Example 10.1: Resource group for a web server

An example of a resource group would be a Web server that requires an IP address and a file system. In this case, each component is a separate resource that is combined into a cluster resource group. The resource group would run on one or more servers. In case of a software or hardware malfunction, the group would fail over to another server in the cluster, similar to an individual cluster resource.

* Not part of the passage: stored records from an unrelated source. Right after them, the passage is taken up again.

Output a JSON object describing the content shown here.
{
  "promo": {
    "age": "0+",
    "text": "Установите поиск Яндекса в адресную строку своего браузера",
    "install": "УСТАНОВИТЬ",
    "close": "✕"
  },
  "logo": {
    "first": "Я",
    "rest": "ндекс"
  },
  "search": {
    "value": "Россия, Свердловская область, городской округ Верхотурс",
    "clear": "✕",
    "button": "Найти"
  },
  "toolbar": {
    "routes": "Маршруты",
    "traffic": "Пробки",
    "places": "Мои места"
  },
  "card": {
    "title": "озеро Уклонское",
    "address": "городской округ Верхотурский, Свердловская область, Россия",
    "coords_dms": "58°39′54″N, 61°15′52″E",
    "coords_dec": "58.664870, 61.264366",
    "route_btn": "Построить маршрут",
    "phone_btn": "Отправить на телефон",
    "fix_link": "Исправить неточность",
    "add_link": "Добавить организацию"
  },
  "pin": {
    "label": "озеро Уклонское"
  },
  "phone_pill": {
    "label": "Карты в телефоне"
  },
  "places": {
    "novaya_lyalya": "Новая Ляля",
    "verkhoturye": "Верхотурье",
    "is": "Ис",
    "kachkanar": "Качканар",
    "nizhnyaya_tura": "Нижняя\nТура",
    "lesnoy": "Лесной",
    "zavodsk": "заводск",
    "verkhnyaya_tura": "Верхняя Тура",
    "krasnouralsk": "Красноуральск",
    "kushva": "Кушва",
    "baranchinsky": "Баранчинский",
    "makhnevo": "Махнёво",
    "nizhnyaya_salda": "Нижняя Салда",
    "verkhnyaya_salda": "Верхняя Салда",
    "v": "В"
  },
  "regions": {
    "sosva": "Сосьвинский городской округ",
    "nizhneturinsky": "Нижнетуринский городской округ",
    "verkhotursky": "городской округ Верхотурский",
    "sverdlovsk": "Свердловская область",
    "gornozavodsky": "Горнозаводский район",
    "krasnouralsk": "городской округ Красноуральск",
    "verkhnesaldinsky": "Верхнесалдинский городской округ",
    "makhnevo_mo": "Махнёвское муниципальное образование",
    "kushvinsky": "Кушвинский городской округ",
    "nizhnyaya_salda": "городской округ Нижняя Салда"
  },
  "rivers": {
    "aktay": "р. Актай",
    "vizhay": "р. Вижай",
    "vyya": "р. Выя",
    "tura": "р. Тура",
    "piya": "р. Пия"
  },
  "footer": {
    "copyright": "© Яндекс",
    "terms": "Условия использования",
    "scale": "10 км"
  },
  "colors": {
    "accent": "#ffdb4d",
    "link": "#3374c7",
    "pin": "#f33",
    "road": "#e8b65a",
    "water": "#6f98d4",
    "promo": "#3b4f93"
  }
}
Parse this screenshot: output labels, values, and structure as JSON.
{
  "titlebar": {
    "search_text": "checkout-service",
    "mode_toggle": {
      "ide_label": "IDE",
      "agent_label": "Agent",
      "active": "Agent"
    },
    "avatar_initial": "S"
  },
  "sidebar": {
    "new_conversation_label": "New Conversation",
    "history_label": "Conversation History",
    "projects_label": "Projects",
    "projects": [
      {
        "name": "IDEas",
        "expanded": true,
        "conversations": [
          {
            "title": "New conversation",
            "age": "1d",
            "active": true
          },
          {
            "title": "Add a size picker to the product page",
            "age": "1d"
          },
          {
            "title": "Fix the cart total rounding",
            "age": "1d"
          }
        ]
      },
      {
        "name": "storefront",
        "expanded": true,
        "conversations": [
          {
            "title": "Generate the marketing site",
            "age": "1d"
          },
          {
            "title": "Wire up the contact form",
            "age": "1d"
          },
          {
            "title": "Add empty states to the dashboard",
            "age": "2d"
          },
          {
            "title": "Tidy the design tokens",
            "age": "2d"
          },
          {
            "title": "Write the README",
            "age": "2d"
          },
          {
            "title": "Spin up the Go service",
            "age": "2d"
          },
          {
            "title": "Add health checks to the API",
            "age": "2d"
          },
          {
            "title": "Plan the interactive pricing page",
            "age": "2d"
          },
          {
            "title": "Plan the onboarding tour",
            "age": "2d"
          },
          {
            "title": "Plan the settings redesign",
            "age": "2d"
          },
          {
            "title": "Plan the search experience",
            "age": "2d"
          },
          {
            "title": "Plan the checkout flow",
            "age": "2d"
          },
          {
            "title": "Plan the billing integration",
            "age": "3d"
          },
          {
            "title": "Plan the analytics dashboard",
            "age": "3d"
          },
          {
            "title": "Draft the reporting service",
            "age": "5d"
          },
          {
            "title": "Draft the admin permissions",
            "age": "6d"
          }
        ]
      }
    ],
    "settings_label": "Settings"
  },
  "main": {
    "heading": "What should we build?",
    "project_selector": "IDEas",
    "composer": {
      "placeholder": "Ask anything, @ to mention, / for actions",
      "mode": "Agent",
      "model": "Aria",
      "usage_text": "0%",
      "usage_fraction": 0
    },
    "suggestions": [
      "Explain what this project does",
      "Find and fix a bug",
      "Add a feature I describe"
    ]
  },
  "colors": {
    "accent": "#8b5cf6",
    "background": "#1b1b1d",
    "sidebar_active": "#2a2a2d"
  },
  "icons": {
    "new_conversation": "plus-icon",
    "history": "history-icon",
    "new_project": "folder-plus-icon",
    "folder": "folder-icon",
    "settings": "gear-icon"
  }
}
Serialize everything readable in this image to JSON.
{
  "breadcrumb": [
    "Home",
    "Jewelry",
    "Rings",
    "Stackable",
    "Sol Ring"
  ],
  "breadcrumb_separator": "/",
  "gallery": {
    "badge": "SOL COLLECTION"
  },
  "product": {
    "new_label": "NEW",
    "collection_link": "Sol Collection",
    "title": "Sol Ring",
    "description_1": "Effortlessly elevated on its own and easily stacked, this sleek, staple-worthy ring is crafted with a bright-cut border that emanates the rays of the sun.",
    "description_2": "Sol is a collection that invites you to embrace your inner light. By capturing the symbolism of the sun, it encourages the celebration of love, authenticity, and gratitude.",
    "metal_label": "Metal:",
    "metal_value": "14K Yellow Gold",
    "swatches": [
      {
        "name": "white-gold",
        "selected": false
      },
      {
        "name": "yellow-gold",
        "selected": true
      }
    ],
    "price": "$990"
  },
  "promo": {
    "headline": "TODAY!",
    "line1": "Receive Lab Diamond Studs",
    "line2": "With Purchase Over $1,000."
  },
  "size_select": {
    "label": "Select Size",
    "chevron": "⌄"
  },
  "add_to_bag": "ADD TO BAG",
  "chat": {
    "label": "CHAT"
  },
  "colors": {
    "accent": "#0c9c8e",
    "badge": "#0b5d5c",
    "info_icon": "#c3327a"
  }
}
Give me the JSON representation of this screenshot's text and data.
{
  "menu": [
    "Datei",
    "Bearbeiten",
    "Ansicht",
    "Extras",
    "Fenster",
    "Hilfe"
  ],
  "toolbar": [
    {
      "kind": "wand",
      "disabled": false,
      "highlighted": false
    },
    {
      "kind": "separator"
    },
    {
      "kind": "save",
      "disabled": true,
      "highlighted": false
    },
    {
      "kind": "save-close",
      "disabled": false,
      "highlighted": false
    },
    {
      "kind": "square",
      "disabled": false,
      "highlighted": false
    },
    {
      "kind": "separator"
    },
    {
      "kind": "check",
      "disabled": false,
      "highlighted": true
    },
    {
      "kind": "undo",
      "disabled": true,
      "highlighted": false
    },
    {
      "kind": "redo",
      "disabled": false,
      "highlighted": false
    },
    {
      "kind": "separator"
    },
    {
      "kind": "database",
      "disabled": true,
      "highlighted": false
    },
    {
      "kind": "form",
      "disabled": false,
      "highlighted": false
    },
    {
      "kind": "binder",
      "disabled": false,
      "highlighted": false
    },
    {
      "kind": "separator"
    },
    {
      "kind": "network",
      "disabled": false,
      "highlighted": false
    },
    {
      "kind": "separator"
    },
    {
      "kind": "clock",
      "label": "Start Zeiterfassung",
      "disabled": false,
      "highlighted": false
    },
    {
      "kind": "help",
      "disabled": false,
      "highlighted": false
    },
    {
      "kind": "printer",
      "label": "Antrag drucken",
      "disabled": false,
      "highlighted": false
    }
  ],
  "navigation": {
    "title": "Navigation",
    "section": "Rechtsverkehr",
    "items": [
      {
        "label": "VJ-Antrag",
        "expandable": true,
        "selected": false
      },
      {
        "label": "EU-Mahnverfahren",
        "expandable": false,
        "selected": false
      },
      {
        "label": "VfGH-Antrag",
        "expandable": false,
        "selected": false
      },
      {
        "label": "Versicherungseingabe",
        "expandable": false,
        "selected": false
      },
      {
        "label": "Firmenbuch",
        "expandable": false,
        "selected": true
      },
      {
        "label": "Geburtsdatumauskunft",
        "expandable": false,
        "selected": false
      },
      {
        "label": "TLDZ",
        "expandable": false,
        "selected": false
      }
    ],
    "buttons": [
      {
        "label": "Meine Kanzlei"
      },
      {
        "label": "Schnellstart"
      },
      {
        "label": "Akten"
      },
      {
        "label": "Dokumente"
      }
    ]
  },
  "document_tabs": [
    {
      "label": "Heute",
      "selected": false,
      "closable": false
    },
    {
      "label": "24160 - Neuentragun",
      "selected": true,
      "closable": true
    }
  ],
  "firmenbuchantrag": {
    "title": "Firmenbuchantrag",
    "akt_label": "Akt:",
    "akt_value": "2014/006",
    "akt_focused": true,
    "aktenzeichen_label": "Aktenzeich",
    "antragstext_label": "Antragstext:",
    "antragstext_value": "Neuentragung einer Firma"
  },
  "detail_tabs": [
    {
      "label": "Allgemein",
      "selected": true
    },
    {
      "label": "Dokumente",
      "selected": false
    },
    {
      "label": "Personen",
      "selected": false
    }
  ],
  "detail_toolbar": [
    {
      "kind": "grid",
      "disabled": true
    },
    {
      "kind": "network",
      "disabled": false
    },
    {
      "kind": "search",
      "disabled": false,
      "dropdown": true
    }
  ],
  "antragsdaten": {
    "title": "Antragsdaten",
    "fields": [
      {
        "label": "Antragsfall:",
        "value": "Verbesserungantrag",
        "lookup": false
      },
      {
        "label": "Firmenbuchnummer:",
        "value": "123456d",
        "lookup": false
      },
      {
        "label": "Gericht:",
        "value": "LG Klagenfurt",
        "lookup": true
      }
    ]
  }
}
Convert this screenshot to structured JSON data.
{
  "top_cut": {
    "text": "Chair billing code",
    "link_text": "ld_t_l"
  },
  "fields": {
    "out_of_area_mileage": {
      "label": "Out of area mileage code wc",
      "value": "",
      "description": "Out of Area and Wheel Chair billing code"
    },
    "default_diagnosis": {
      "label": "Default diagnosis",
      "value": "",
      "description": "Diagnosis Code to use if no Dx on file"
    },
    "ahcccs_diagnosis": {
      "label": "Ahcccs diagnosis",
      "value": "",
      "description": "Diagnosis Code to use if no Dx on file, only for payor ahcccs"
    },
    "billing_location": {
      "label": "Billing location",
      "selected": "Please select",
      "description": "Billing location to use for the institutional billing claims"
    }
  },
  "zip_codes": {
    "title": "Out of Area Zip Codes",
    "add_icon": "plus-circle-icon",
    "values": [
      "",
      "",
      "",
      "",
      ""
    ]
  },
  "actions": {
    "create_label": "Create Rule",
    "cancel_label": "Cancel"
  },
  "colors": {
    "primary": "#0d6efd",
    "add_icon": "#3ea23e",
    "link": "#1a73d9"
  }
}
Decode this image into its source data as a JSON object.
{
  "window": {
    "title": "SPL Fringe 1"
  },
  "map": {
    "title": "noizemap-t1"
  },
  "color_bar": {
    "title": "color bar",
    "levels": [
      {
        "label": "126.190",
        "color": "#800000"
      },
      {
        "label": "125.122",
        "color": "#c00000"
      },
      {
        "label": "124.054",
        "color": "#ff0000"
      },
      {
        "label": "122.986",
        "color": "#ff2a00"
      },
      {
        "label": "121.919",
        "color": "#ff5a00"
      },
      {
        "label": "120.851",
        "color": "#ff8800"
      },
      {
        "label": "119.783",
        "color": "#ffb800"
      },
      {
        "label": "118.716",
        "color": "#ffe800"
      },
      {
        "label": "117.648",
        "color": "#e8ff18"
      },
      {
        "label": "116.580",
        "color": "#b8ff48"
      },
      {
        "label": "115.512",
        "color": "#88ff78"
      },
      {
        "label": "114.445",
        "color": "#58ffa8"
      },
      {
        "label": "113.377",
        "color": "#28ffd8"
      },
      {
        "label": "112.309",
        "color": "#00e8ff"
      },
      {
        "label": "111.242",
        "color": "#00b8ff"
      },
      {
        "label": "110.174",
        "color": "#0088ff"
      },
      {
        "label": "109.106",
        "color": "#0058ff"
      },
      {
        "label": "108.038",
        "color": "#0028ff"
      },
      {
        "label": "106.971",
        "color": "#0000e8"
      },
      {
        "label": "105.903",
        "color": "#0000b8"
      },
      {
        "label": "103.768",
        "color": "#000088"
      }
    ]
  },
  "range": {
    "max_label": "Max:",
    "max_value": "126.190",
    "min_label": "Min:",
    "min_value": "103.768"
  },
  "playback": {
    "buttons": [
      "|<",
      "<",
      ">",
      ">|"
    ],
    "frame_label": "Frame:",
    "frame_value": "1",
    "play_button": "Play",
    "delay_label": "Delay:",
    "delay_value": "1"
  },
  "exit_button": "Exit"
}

This diagram shows a box at the top, labeled “Web server group resource”. The box contains three Apps: a green App, an orange App, and a blue App. Below this, there are three boxes with corresponding colors: the green box is labeled with the number 1 and “IP address”, the orange box is labeled with the number 2 and “File system”, and the blue box is labeled with the number 3 and “Web server software”. On the left, “Load order” has three arrows pointing to the number on each box. On the right, “Individual resource” has three arrows pointing to each box.
Figure 10.2: Group resource

Groups have the following properties:

Starting and stopping

Resources are started in the order they appear in and stopped in reverse order.

Dependency

If a resource in the group cannot run anywhere, then none of the resources located after that resource in the group is allowed to run.

Contents

Groups may only contain a collection of primitive cluster resources. Groups must contain at least one resource, otherwise the configuration is not valid. To refer to the child of a group resource, use the child's ID instead of the group's ID.

Constraints

Although it is possible to reference the group's children in constraints, it is usually preferable to use the group's name instead.

Stickiness

Stickiness is additive in groups. Every active member of the group contributes its stickiness value to the group's total. So if the default resource-stickiness is 100 and a group has seven members (five of which are active), the group as a whole will prefer its current location with a score of 500.

Resource monitoring

To enable resource monitoring for a group, you must configure monitoring separately for each resource in the group that you want monitored.

10.5.1 Creating resource groups with Hawk2

Note
Note: Empty groups

Groups must contain at least one resource, otherwise the configuration is not valid. While creating a group, Hawk2 allows you to create more primitives and add them to the group.

Procedure 10.4: Adding a resource group with Hawk2
  1. Log in to Hawk2:

    https://HAWKSERVER:7630/
  2. From the left navigation bar, select Configuration › Add Resource › Group.

  3. Enter a unique Group ID.

  4. To define the group members, select one or multiple entries in the list of Children. Re-sort group members by dragging and dropping them into the order you want by using the handle icon on the right.

  5. If needed, modify or add Meta Attributes.

  6. Click Create to finish the configuration. A message at the top of the screen shows if the action has been successful.

The Create Group screen includes a field to add a Group ID and a list of Children (resources). Activate the check boxes to add the selected resources to the group. You can also edit the group's Meta Attributes.
Figure 10.3: Hawk2—resource group

10.5.2 Creating a resource group with crmsh

The following example creates two primitives (an IP address and an e-mail resource).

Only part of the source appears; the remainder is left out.